The visually impaired use text readers when accessing websites, and it makes sense to provide text copies of all your content. These should be written in coherent English and short sentences so that they don’t need to go back and listen to it again. Providing an alternative to images will reduce the load time of the pages, as text is much smaller in size than pictures. Furthermore, Googlebot mainly indexes text so the improvement will have an SEO benefit as well.
Less text input will mean quicker browsing and make your page sound accessible. Avoid relying on the search function in these cases, as it will prove to be clumsy and unpopular. Menus could face a similar fate if not designed to be used with read-out-loud applications like Microsoft Narrator. Try to position your links in such an order as to make sense when the reader application goes over them. Alternatively, images can be optimized by providing an accurate item description and fully utilizing the alt attribute. Not surprisingly, these are all also characteristics of good SEO.

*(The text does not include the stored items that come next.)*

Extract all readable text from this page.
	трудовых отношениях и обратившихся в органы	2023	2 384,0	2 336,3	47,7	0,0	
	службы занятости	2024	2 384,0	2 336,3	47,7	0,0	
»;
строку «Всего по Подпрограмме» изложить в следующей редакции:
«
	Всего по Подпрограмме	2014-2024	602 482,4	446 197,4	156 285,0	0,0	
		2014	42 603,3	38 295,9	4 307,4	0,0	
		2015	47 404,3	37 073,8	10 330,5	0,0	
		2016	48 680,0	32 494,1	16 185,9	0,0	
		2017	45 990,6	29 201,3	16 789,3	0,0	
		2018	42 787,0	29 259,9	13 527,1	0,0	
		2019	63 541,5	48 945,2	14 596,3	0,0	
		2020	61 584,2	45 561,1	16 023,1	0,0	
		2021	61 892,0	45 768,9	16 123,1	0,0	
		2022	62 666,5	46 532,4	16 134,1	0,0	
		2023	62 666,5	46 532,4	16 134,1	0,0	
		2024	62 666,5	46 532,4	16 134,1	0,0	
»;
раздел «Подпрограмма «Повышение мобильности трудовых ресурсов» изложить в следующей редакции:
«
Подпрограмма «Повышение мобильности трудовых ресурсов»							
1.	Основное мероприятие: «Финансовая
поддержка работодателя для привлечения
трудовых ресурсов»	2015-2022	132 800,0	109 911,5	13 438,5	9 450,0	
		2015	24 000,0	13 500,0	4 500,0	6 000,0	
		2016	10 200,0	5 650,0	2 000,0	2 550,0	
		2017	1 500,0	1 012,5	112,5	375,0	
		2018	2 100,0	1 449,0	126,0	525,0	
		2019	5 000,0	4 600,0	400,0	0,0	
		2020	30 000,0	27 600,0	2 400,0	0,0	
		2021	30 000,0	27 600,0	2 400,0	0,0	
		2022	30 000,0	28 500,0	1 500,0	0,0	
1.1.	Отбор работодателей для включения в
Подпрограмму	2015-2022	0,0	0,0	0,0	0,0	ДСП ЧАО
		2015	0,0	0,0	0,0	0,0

The more advanced method includes aural style sheets, which are part of CSS2. This will make the site fully accessible to screen readers and completely audible. As an added bonus, the site can be used from other devices such as automobiles, learning computers and home entertainment systems. The interface allows for three-dimensional sound as well as specified playing times in accordance with other actions. The synthesized speech has multiple customizable options such as style or volume.
The volume can be set as either a nominal value of 0 to 100 or a percentage from the set volume of the computer. Certain commands exist like “x-soft,” “soft,” and “x-loud,” which all match to the previous scale. Additionally, the speech style can be customized with or without rendering. The two most common rendering options are “normal” with standard pronunciation rules, and “spell-out” where the interface spells out letter by letter.
CSS2 further offers the option to space out content reading with its three pause functions. It specifies how much time should pass between elements for clearer understanding of the content. Naturally, pauses alone cannot distinguish separate elements, so adding elements or short audio files (auditory icons) to be played before or after the elements will make the page run more smoothly. For a more dramatic effect, the aural style sheets enable sound to be used as background to the reading. You can even mix sounds, create repetitive noises or use keywords to trigger the specific noises.
For more professional reading, CSS2 emulates voices positioned in different locations in space, in front of, behind, to the left or right of the speaker, or with azimuth and elevation properties. By adding degrees to the sound, the listener can better distinguish from the two multiple sources.
Finally, the CSS2 supports different voice characteristics. It enables gender and age-specific voices such as male, female, and child, and more specifically speed and pitch (high and low in frequency). The voice richness will determine whether the voice will be audible in large or small rooms. The interface can be configured to pronounce punctuation or to be rendered as part of the text.